If Christie tracks right to assuage them, as Romney tried, he can kiss off a huge bloc of independents. This would be fatal. GOP mainstream leaders, who even in the best of Tea Party days were anxious, if not downright terrified, that their shock battalions might get to unruly, and go too far overboard, and alienate the moderate and conservative independents that they got back in the GOP fold in 2010. They desperately needed them to have any chance of beating Obama in 2012. Obviously, that didn't happen.

Christie loudly tagged his big reelection win as a frontal challenge to the GOP to at least partially rethink its position on key issues, win the war against the Democrats to win back a majority of independents, and most importantly free itself from being hostage to Tea Party fanaticism. That's a tall order.
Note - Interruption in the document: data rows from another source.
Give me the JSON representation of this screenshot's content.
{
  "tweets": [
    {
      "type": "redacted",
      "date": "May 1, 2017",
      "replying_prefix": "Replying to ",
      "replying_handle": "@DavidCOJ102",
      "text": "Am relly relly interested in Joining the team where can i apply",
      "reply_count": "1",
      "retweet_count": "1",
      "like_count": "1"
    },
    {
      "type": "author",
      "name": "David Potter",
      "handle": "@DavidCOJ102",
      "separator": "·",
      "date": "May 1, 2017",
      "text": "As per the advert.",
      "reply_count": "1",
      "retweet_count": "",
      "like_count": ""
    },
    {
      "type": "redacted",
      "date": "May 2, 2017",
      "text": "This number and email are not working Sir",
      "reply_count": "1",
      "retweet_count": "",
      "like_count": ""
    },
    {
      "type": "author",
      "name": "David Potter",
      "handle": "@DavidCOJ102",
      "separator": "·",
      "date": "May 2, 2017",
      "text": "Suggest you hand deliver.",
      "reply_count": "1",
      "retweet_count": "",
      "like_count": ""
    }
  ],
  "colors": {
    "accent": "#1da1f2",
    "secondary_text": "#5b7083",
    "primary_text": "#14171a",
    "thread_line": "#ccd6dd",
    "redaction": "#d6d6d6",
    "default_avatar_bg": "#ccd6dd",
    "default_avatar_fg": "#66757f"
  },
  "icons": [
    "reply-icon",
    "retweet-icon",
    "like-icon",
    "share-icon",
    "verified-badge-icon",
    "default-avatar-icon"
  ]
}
The Tea Party is far from dead. There are many Americans who still think the idea of smaller government, caps on spending, and debt reduction is noble and necessary goals worth fighting for. And their Tea Party noisemakers still can strike terror in legions of GOP elected officials in more than a few states. Christie's win won't change that. This will continue to be the albatross around his political neck in his drive for the GOP presidential nomination and the White House.

Earl Ofari Hutchinson is an author and political analyst. He is a frequent political commentator on MSNBC and a weekly co-host of the Al Sharpton Show on American Urban Radio Network. He is the author of How Obama Governed: The Year of Crisis and Challenge. He is an associate editor of New America Media. He is the host of the weekly Hutchinson Report on KPFK-Radio and the Pacifica Network.